Converting NaNs to missing values

anshuls235 · January 31, 2021, 10:32am

Hi,

I’m using python’s pandas library for data manipulation in one of my workflows. Since, the data is messy, there are a lot of manipulations involved and also there are a lot of missing values as well. Pandas treats NaN as a missing value while KNIME doens’t do so. So, now my aggregations are not working fine on KNIME and there are a lot of manipulations involved that can’t be achieved by just using native KNIME nodes.

Is there any way by which I can replace the NaNs with missing values? Tried to search through all the topics on the forum but those are not really helping me. Also, the version I’m using is 4.3.

qqilihq · January 31, 2021, 10:46am

Hi,

a very simple solution would be to use a Math Formula node and simply return the column value.:

As the node documentation states:

When any of the used columns contains a missing value, the result is missing, just like when the result would be NaN, infinite value, or outside of the 32 bit signed integer range when that is requested.

This means, a NaN would be converted to a ? (missing value).
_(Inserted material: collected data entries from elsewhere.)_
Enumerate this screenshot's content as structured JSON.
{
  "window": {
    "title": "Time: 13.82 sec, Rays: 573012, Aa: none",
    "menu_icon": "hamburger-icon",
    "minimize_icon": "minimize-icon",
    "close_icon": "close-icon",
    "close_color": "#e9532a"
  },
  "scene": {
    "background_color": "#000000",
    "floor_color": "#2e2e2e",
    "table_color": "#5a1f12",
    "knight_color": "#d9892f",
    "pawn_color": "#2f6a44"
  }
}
See here on my NodePit Space for an example workflow.

Hope this helps!

–Philipp

anshuls235 · January 31, 2021, 1:02pm

Thanks @qqilihq, it worked perfectly for me!

mlauber71 · January 31, 2021, 1:44pm

Another way could be to employ a Java Snippet

system · August 2, 2021, 1:45am

This topic was automatically closed 182 days after the last reply. New replies are no longer allowed.